I call these next images "Native Birds happily tucking into Alien Tucker"
Satin Bowerbird raiding berries off next door's ivy vine. They don't see a foreign plant, they see food! 
Crimson Rosella eating pansies outside the Legislative Assembly (silly parrot)
Sulphur Crested Cockatoos destroying, I mean eating, Cherry Blossoms in the Canberra-Nara Peace Park. 

Admittedly, the birds above aren't eating weeds exactly, they're eating non-native plants. Still, the sentiment is the same: non-native plants can serve a purpose in an eco-system too.

Back to Tao Orion, she brings the subject of weeds back to the bigger picture of how the environment is shifting, and will continue to change.
"we will not achieve anything...by continuing to eradicate these novel organisms in the vain hope that the ecosystems where they live will be the same as they were at some idealized time in the past. We are here now, on the cusp of the sixth great planetary extinction, with climate change intensifying, and the ways that we relate to the land that sustains us will become ever more central to designing our way through the challenges to come."
It reminds me of the problems faced by traditional crafts and this attempt to stem alterations to the long-held traditions when change is the only certaintyWhen we can step back from our own points of view and ego for a moment, we see that our worldviews are based on our human expectations of how something should be in order to benefit us. Not everything exists in the way that humans would like. Nature is a far more complicated and interconnected system than we can hope to exert control over.

ANYWAY!
This has become a long and winding, probably flawed, musing on weeds. I am still focusing on them in my work. I plan to expand my "Beautiful Weeds of Canberra" series into next year. You can see more on my homepage here, too.

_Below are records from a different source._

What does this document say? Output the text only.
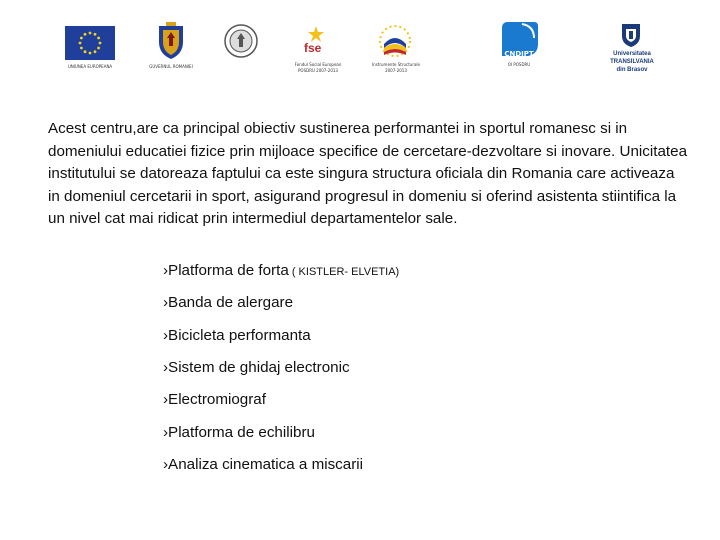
UNIUNEA EUROPEANA	GUVERNUL ROMANIEI
fse
Fondul Social European
POSDRU 2007-2013
Instrumente Structurale
2007-2013
CNDIPT
OI POSDRU
Universitatea
TRANSILVANIA
din Brasov
Acest centru,are ca principal obiectiv sustinerea performantei in sportul romanesc si in domeniului educatiei fizice prin mijloace specifice de cercetare-dezvoltare si inovare. Unicitatea institutului se datoreaza faptului ca este singura structura oficiala din Romania care activeaza in domeniul cercetarii in sport, asigurand progresul in domeniu si oferind asistenta stiintifica la un nivel cat mai ridicat prin intermediul departamentelor sale.
›Platforma de forta ( KISTLER- ELVETIA)
›Banda de alergare
›Bicicleta performanta
›Sistem de ghidaj electronic
›Electromiograf
›Platforma de echilibru
›Analiza cinematica a miscarii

Beautiful Weeds works on my website
I want to finish with a snatch from "The Book of Thistles" by Noelle Janaczewska. I loved this book, it's part poetry, part musings on the nature of the weed and the thistle in social history.

 "Australia's relationship with hardhead thistles digs into a series of deeper, thornier questions. About what we believe counts as responsible citizenship. About evolving notions of national identity, the siting of frontiers, and how we relate to each other across our differences. About deserving and undeserving nature. All those shades of green - Legal. Scientific. Romantic. Tragic."